A Associação das Cidades Suíças (ACS) defende na política os interesses das áreas urbanas. Ela informa o público sobre a Suíça urbana e oferece aos seus membros uma plataforma para a troca de experiências e a criação de redes entre os membros. Serviços em benefício de seus membros formam outra faceta das atividades. A associação foi fundada em 1897 e hoje conta com 129 membros.

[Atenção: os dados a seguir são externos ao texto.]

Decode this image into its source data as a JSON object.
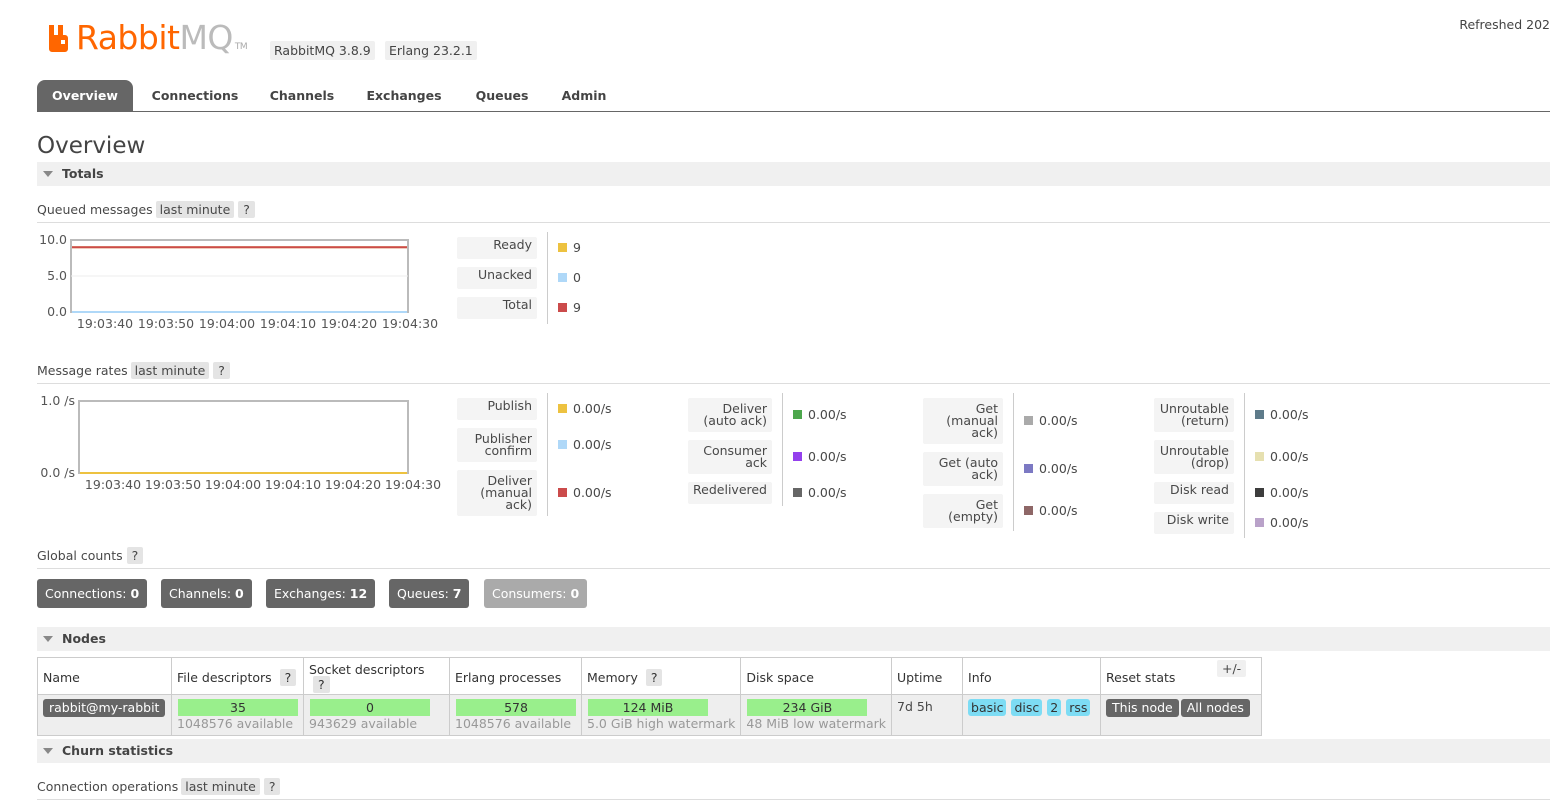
{
  "header": {
    "logo_rabbit": "Rabbit",
    "logo_mq": "MQ",
    "logo_tm": "TM",
    "rabbit_version": "RabbitMQ 3.8.9",
    "erlang_version": "Erlang 23.2.1",
    "refreshed": "Refreshed 202"
  },
  "tabs": [
    "Overview",
    "Connections",
    "Channels",
    "Exchanges",
    "Queues",
    "Admin"
  ],
  "page_title": "Overview",
  "totals": {
    "section_label": "Totals",
    "queued_messages_label": "Queued messages",
    "queued_range": "last minute",
    "help": "?",
    "message_rates_label": "Message rates",
    "rates_range": "last minute"
  },
  "queued_legend": [
    {
      "label": "Ready",
      "value": "9",
      "color": "#edc240"
    },
    {
      "label": "Unacked",
      "value": "0",
      "color": "#afd8f8"
    },
    {
      "label": "Total",
      "value": "9",
      "color": "#cb4b4b"
    }
  ],
  "rates_legend": {
    "col1": [
      {
        "label": "Publish",
        "value": "0.00/s",
        "color": "#edc240"
      },
      {
        "label": "Publisher confirm",
        "value": "0.00/s",
        "color": "#afd8f8"
      },
      {
        "label": "Deliver (manual ack)",
        "value": "0.00/s",
        "color": "#cb4b4b"
      }
    ],
    "col2": [
      {
        "label": "Deliver (auto ack)",
        "value": "0.00/s",
        "color": "#4da74d"
      },
      {
        "label": "Consumer ack",
        "value": "0.00/s",
        "color": "#9440ed"
      },
      {
        "label": "Redelivered",
        "value": "0.00/s",
        "color": "#666666"
      }
    ],
    "col3": [
      {
        "label": "Get (manual ack)",
        "value": "0.00/s",
        "color": "#aaaaaa"
      },
      {
        "label": "Get (auto ack)",
        "value": "0.00/s",
        "color": "#7c79c3"
      },
      {
        "label": "Get (empty)",
        "value": "0.00/s",
        "color": "#8e6767"
      }
    ],
    "col4": [
      {
        "label": "Unroutable (return)",
        "value": "0.00/s",
        "color": "#5e7b8a"
      },
      {
        "label": "Unroutable (drop)",
        "value": "0.00/s",
        "color": "#e6e0b0"
      },
      {
        "label": "Disk read",
        "value": "0.00/s",
        "color": "#3d3d3d"
      },
      {
        "label": "Disk write",
        "value": "0.00/s",
        "color": "#b9a2c9"
      }
    ]
  },
  "chart_data": [
    {
      "type": "line",
      "title": "Queued messages",
      "x": [
        "19:03:40",
        "19:03:50",
        "19:04:00",
        "19:04:10",
        "19:04:20",
        "19:04:30"
      ],
      "ylim": [
        0,
        10
      ],
      "yticks": [
        "10.0",
        "5.0",
        "0.0"
      ],
      "series": [
        {
          "name": "Ready",
          "values": [
            9,
            9,
            9,
            9,
            9,
            9
          ],
          "color": "#edc240"
        },
        {
          "name": "Unacked",
          "values": [
            0,
            0,
            0,
            0,
            0,
            0
          ],
          "color": "#afd8f8"
        },
        {
          "name": "Total",
          "values": [
            9,
            9,
            9,
            9,
            9,
            9
          ],
          "color": "#cb4b4b"
        }
      ]
    },
    {
      "type": "line",
      "title": "Message rates",
      "x": [
        "19:03:40",
        "19:03:50",
        "19:04:00",
        "19:04:10",
        "19:04:20",
        "19:04:30"
      ],
      "ylim": [
        0,
        1
      ],
      "yticks": [
        "1.0 /s",
        "0.0 /s"
      ],
      "series": [
        {
          "name": "Publish",
          "values": [
            0,
            0,
            0,
            0,
            0,
            0
          ],
          "color": "#edc240"
        }
      ]
    }
  ],
  "global_counts": {
    "label": "Global counts",
    "items": [
      {
        "label": "Connections:",
        "value": "0"
      },
      {
        "label": "Channels:",
        "value": "0"
      },
      {
        "label": "Exchanges:",
        "value": "12"
      },
      {
        "label": "Queues:",
        "value": "7"
      },
      {
        "label": "Consumers:",
        "value": "0"
      }
    ]
  },
  "nodes": {
    "section_label": "Nodes",
    "columns": [
      "Name",
      "File descriptors",
      "Socket descriptors",
      "Erlang processes",
      "Memory",
      "Disk space",
      "Uptime",
      "Info",
      "Reset stats"
    ],
    "plus_minus": "+/-",
    "row": {
      "name": "rabbit@my-rabbit",
      "fd": "35",
      "fd_sub": "1048576 available",
      "sd": "0",
      "sd_sub": "943629 available",
      "ep": "578",
      "ep_sub": "1048576 available",
      "mem": "124 MiB",
      "mem_sub": "5.0 GiB high watermark",
      "disk": "234 GiB",
      "disk_sub": "48 MiB low watermark",
      "uptime": "7d 5h",
      "info": [
        "basic",
        "disc",
        "2",
        "rss"
      ],
      "reset_this": "This node",
      "reset_all": "All nodes"
    }
  },
  "churn": {
    "section_label": "Churn statistics",
    "conn_ops_label": "Connection operations",
    "range": "last minute"
  }
}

A base do trabalho político da associação é o Artigo 50 da Constituição Federal, que obriga a Confederação a prestar especial atenção aos interesses das cidades e aglomerações. A associação participa, portanto, como parceiro permanente nos procedimentos de consulta da Confederação, trabalha em comissões de especialistas da Confederação e mantém contatos regulares com a administração federal e o parlamento e suas comissões.

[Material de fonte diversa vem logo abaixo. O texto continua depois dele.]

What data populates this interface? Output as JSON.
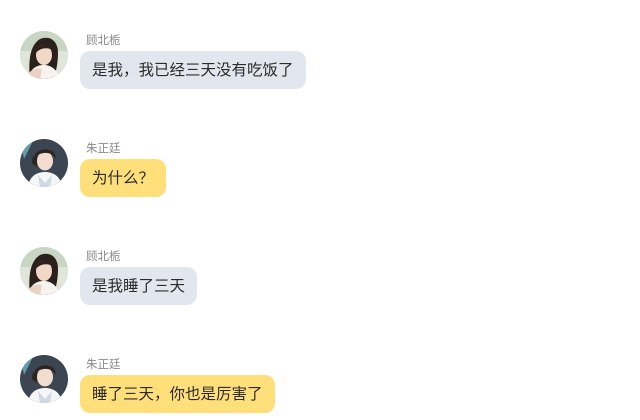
{
  "colors": {
    "bubble_gray": "#e2e7ef",
    "bubble_yellow": "#ffdf7a",
    "name_text": "#8a8a8a",
    "message_text": "#2b2b2b"
  },
  "messages": [
    {
      "sender": "顾北栀",
      "text": "是我，我已经三天没有吃饭了",
      "avatar_icon": "girl-avatar-icon",
      "bubble_color": "gray"
    },
    {
      "sender": "朱正廷",
      "text": "为什么？",
      "avatar_icon": "boy-avatar-icon",
      "bubble_color": "yellow"
    },
    {
      "sender": "顾北栀",
      "text": "是我睡了三天",
      "avatar_icon": "girl-avatar-icon",
      "bubble_color": "gray"
    },
    {
      "sender": "朱正廷",
      "text": "睡了三天，你也是厉害了",
      "avatar_icon": "boy-avatar-icon",
      "bubble_color": "yellow"
    }
  ]
}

A Assembleia Geral da Associação das Cidades e, ao mesmo tempo, o ponto alto no ano das cidades é o Dia das Cidades, que ocorre no final de agosto. Sete seções estão ligadas à associação. Para tratar tecnicamente de temas especializados, a associação também mantém comissões e grupos de trabalho.

Além dos órgãos próprios da associação, a Associação das Cidades participa em várias outras organizações e instituições, como a Conferência Tripartite (CT). Sustentada pelo Conselho Federal, pela Conferência dos Governos Cantonais (CGC), pela Associação Suíça de Municípios e pela Associação das Cidades, a CT institucionaliza o diálogo entre os níveis estatais e elabora posições comuns em dossiês políticos importantes.

Nota: O texto “Sobre nós” provém de fontes públicas ou do perfil da empresa em HELP.ch.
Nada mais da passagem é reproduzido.